To summarize, it seems that the most common view among major authorities (R. Moshe Feinstein, R. Yitzchak Weiss, R. Moshe Sternbuch, R. Menashe Klein, R. Shlomo Zalman Auerbach) is to view the corporation as an ordinary partnership, while accepting its limited liability to its creditors (though not to injured third parties). Although each authority mentions leniencies which apply to special cases, these are not due to the special legal status of the corporation. Rather, they are a function of specific aspects of the stockholding which could apply just as well to an ordinary partnership.

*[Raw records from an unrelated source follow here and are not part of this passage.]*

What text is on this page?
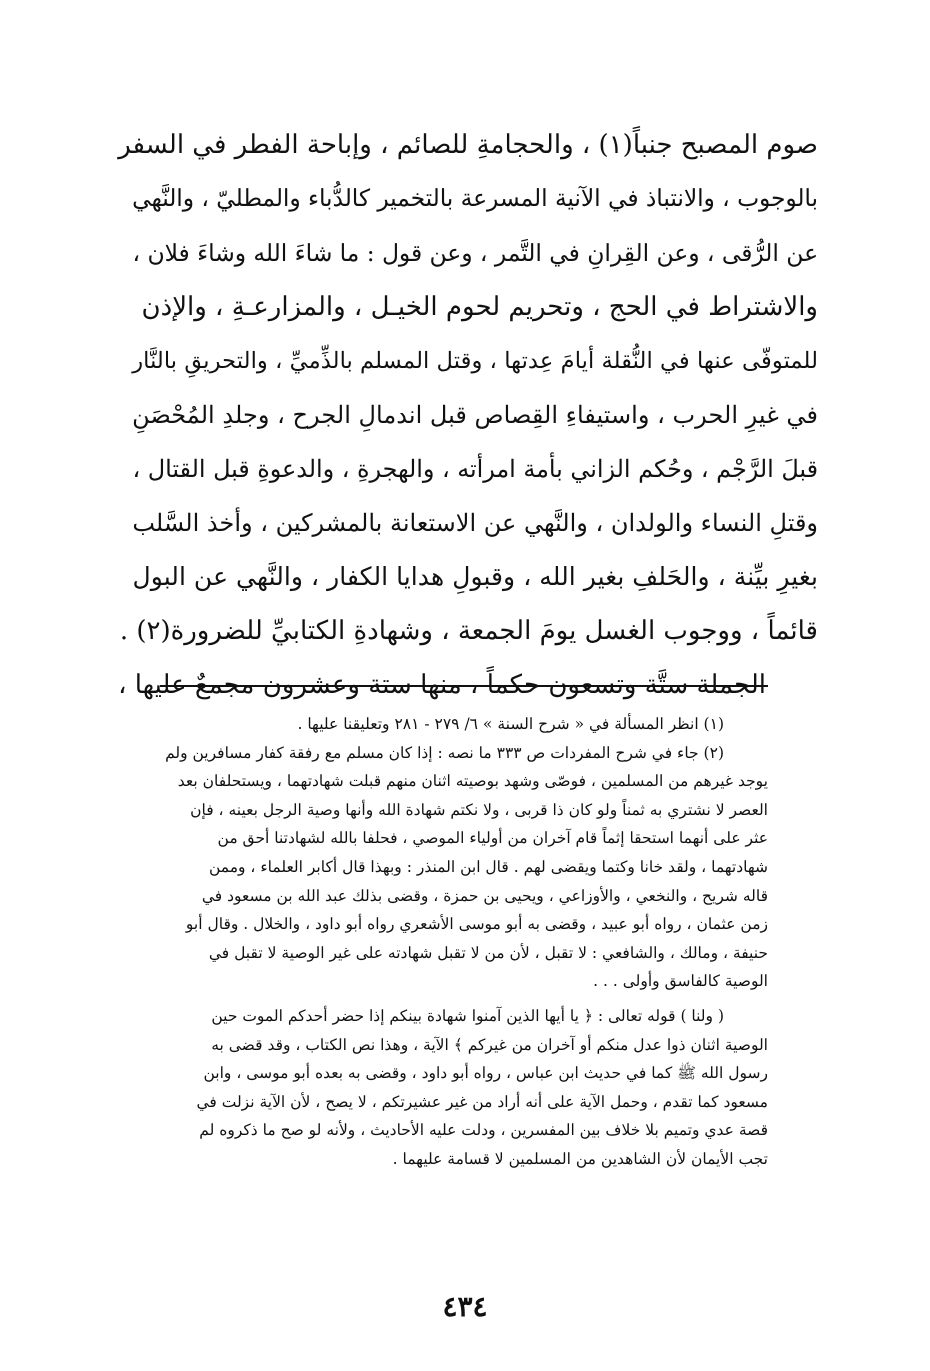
صوم المصبح جنباً(١) ، والحجامةِ للصائم ، وإباحة الفطر في السفر
بالوجوب ، والانتباذ في الآنية المسرعة بالتخمير كالدُّباء والمطليّ ، والنَّهي
عن الرُّقى ، وعن القِرانِ في التَّمر ، وعن قول : ما شاءَ الله وشاءَ فلان ،
والاشتراط في الحج ، وتحريم لحوم الخيـل ، والمزارعـةِ ، والإذن
للمتوفّى عنها في النُّقلة أيامَ عِدتها ، وقتل المسلم بالذِّميِّ ، والتحريقِ بالنَّار
في غيرِ الحرب ، واستيفاءِ القِصاص قبل اندمالِ الجرح ، وجلدِ المُحْصَنِ
قبلَ الرَّجْم ، وحُكم الزاني بأمة امرأته ، والهجرةِ ، والدعوةِ قبل القتال ،
وقتلِ النساء والولدان ، والنَّهي عن الاستعانة بالمشركين ، وأخذ السَّلب
بغيرِ بيِّنة ، والحَلفِ بغير الله ، وقبولِ هدايا الكفار ، والنَّهي عن البول
قائماً ، ووجوب الغسل يومَ الجمعة ، وشهادةِ الكتابيِّ للضرورة(٢) .
الجملة ستَّة وتسعون حكماً ، منها ستة وعشرون مجمعٌ عليها ،
(١) انظر المسألة في « شرح السنة » ٦/ ٢٧٩ - ٢٨١ وتعليقنا عليها .
(٢) جاء في شرح المفردات ص ٣٣٣ ما نصه : إذا كان مسلم مع رفقة كفار مسافرين ولم
يوجد غيرهم من المسلمين ، فوصّى وشهد بوصيته اثنان منهم قبلت شهادتهما ، ويستحلفان بعد
العصر لا نشتري به ثمناً ولو كان ذا قربى ، ولا نكتم شهادة الله وأنها وصية الرجل بعينه ، فإن
عثر على أنهما استحقا إثماً قام آخران من أولياء الموصي ، فحلفا بالله لشهادتنا أحق من
شهادتهما ، ولقد خانا وكتما ويقضى لهم . قال ابن المنذر : وبهذا قال أكابر العلماء ، وممن
قاله شريح ، والنخعي ، والأوزاعي ، ويحيى بن حمزة ، وقضى بذلك عبد الله بن مسعود في
زمن عثمان ، رواه أبو عبيد ، وقضى به أبو موسى الأشعري رواه أبو داود ، والخلال . وقال أبو
حنيفة ، ومالك ، والشافعي : لا تقبل ، لأن من لا تقبل شهادته على غير الوصية لا تقبل في
الوصية كالفاسق وأولى . . .
( ولنا ) قوله تعالى : ﴿ يا أيها الذين آمنوا شهادة بينكم إذا حضر أحدكم الموت حين
الوصية اثنان ذوا عدل منكم أو آخران من غيركم ﴾ الآية ، وهذا نص الكتاب ، وقد قضى به
رسول الله ﷺ كما في حديث ابن عباس ، رواه أبو داود ، وقضى به بعده أبو موسى ، وابن
مسعود كما تقدم ، وحمل الآية على أنه أراد من غير عشيرتكم ، لا يصح ، لأن الآية نزلت في
قصة عدي وتميم بلا خلاف بين المفسرين ، ودلت عليه الأحاديث ، ولأنه لو صح ما ذكروه لم
تجب الأيمان لأن الشاهدين من المسلمين لا قسامة عليهما .
٤٣٤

D. A CORPORATION BY ANY OTHER NAME ...
While it is interesting and important to define the halakhic status of stock ownership, we must remember that in the final analysis, the halakhic rules we are interested in applying will depend on the specific PROPERTIES of the corporation, and not on the NAMES which we give these properties. We may give a very instructive example from the case of "iska" which is, as we pointed out, a good model of corporate structure.
There can be no doubt as to the formal halakhic status of iska, which is explicitly given in the gemara and in the SA as "half loan, half deposit." Yet, the "loan" of the iska is a little more than an ordinary loan, insofar as it is not subject to the complete discretion of the "borrower" but rather must be invested in the business (BM 104b, SA UD 177:30). Conversely, the "deposit" of the iska is a bit less than an ordinary deposit, since the "bailee" - that is, the active partner - has an absolute and irrevocable right to use this "deposit" in the business until the agreed-upon period is over.
As a result, there are cases where we view the "loan" as if it were a deposit, and other cases where we view the "deposit" as if it were a loan.
For instance, the SA (CM 67:3) rules that the release of debts in the Sabbatical year releases half of an iska - the half which is defined as a debt. This seems to be the most logical view. Yet, if we examine the commentary of Ketzot Ha-choshen on this siman, we learn that according to many Rishonim the Sabbatical year does not release ANY of the iska - the "loan" half is treated like a deposit since it is subordinated to the business.
Conversely, the Ridbaz (Beit Ridbaz Shvi'it) rules that in the case of a "heter iska" - a special iska arrangement made to permit an interest-like transaction - the Sabbatical year releases ALL of the iska. In this case, the rights of the lender in the deposit half are so weak that the deposit is treated as if it were a mere loan!
In the following installments, we will start examining the various halakhic problems that we could encounter by investing in public corporations. We will keep in mind the lesson we just demonstrated with "iska:" the name we give to a particular form of ownership does not answer all of our halakhic questions. In order to decide the issues, we will have to make a close examination of the laws of forbidden interest, the laws of Pesach, the laws of Shabbat and so on, and then determine how these laws apply to the unique form of ownership known as the public corporation.